Bitcoin (BTC) appears materially undervalued against gold and the broader money supply, a divergence that could presage a price reversal, Samson Mow, CEO of Bitcoin tech firm Jan3, said on X. Mow estimated BTC is roughly 24%–66% below its trend versus gold’s market capitalization or global money supply, while gold looks overextended.
Mow pointed to the Z-score of the Bitcoin-to-gold ratio, a statistical measure showing how far the ratio is from its historical average. A Z-score of 0 means the ratio sits at its long-term mean; positive readings show it trading above average, negative readings below. Historically, when the BTC-to-gold Z-score has fallen beneath -2, Bitcoin has later experienced “major” rallies. At the time of Mow’s post the Z-score was about -1.24.
TradingView data shows the metric plunged below -3 in November 2022 amid the collapse of crypto exchange FTX; Bitcoin subsequently rallied more than 150% over the following 12 months. A comparable pattern occurred during the March 2020 Covid crash, when the Z-score fell below -2 and BTC hit roughly $3,717 before surging over 300% in the next year and reaching the then all-time high near $69,000 by November 2021.
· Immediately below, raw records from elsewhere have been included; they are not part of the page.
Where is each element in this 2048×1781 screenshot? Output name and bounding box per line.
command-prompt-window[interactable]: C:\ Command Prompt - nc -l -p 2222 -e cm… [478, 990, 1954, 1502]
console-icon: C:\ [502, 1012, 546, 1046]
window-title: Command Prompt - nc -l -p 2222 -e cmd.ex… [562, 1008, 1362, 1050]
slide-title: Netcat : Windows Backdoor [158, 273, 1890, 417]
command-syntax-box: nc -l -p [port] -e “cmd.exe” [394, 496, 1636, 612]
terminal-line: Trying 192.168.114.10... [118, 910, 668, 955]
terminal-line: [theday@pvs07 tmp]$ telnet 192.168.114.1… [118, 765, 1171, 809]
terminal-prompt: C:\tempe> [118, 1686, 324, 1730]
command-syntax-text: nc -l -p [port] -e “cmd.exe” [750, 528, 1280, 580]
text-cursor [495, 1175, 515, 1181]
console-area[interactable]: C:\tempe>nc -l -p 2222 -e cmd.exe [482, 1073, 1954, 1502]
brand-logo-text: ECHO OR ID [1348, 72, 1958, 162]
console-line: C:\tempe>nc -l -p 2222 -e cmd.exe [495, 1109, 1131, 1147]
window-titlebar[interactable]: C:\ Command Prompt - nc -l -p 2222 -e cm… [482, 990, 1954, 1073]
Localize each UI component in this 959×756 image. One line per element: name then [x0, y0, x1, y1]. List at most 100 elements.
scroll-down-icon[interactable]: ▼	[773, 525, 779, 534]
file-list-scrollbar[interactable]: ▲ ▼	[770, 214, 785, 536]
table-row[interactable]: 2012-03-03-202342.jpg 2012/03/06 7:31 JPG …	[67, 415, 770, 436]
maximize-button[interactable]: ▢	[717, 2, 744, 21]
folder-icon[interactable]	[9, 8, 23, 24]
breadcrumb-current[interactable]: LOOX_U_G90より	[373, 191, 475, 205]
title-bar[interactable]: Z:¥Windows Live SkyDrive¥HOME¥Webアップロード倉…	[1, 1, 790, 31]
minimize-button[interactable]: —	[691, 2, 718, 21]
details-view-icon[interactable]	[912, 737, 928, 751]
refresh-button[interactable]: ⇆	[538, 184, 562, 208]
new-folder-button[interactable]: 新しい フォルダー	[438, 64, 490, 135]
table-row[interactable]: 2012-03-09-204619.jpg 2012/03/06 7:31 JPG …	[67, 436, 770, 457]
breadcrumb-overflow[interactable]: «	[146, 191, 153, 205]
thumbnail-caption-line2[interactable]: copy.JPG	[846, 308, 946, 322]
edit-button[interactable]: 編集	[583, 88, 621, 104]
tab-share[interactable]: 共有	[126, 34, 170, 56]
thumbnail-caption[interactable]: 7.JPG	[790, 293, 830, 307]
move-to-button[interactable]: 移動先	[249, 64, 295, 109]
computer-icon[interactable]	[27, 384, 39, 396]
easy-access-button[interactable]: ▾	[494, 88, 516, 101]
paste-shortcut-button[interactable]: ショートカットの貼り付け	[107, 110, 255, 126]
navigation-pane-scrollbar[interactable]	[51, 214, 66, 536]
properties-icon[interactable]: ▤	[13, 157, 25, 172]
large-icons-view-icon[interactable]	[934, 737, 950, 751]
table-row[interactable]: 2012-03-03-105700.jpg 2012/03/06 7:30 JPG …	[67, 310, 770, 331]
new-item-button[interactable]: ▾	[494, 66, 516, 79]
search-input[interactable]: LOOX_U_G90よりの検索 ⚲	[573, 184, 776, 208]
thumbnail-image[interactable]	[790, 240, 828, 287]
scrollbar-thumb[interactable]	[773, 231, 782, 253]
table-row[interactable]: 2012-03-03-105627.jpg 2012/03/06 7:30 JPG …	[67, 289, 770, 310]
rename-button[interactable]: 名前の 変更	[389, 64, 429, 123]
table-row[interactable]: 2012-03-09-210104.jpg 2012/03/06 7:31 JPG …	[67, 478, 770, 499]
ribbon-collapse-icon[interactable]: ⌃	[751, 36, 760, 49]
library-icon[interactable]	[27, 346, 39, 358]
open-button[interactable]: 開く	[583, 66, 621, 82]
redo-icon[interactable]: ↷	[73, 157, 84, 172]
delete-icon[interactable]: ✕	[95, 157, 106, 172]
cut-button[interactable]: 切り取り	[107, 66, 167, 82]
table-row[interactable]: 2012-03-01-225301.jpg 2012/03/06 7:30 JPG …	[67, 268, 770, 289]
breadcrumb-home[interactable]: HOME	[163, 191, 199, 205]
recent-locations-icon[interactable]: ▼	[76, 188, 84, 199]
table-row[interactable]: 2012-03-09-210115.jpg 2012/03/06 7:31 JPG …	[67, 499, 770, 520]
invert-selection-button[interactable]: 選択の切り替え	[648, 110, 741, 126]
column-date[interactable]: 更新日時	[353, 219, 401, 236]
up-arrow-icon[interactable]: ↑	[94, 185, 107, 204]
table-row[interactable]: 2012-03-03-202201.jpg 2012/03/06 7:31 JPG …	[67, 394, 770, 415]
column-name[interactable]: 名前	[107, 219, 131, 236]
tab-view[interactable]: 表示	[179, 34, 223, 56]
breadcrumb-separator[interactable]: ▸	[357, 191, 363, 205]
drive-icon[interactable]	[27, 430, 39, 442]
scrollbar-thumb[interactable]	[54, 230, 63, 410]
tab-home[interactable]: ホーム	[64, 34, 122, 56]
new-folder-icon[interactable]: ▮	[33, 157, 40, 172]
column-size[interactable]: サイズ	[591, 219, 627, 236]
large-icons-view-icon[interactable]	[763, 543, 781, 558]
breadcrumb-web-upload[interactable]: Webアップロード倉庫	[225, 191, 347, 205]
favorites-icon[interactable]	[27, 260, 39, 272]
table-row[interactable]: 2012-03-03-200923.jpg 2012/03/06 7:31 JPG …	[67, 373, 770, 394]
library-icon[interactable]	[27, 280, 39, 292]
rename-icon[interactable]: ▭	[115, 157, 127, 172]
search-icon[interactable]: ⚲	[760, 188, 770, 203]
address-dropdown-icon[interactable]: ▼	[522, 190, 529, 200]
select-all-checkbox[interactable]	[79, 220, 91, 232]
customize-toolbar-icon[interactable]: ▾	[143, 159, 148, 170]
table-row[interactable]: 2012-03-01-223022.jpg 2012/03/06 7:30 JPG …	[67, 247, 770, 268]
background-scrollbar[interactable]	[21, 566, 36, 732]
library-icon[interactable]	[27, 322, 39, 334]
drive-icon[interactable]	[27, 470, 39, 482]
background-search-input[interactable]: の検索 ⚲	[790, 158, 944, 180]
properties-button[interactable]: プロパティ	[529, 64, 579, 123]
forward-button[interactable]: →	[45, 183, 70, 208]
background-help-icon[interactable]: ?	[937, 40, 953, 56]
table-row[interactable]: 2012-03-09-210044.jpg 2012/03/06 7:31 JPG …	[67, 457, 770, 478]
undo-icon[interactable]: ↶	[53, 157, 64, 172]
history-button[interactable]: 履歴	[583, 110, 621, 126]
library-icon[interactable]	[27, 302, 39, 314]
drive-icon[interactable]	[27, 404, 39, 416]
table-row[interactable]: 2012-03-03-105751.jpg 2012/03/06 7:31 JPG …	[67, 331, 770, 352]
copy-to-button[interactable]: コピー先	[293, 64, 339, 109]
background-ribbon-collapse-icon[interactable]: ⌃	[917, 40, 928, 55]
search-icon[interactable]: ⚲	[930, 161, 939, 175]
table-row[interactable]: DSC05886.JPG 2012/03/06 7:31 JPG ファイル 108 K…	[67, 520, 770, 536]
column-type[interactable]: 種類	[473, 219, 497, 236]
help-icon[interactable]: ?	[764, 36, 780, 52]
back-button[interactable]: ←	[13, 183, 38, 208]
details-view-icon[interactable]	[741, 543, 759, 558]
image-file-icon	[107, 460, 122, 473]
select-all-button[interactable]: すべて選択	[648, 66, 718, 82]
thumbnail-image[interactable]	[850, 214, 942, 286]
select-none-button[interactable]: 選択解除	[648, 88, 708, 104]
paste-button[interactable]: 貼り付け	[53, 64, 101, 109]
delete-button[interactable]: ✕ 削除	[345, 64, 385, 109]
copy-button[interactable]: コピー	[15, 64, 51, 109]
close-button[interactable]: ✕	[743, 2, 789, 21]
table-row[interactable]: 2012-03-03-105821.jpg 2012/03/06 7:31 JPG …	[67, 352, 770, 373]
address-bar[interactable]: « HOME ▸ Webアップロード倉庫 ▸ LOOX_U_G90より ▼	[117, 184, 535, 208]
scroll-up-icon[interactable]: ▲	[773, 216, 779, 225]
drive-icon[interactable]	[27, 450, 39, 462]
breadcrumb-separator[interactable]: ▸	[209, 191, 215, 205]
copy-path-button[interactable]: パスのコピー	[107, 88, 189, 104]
Gold futures for April delivery closed Friday at $5,247.90, and tokenized gold (PAXG) was trading around $5,404.14 at the time of reporting.
Mow’s outlook is contrarian to analysts who predict further downside for BTC amid investor uncertainty and geopolitical tensions. Some market watchers have warned Bitcoin could head toward $50,000, noting price action may be echoing the 2022 bear market. BTC had fallen more than 50% from its prior peak to a low around $60,000 before a limited recovery to near $66,400 following recent Middle East developments.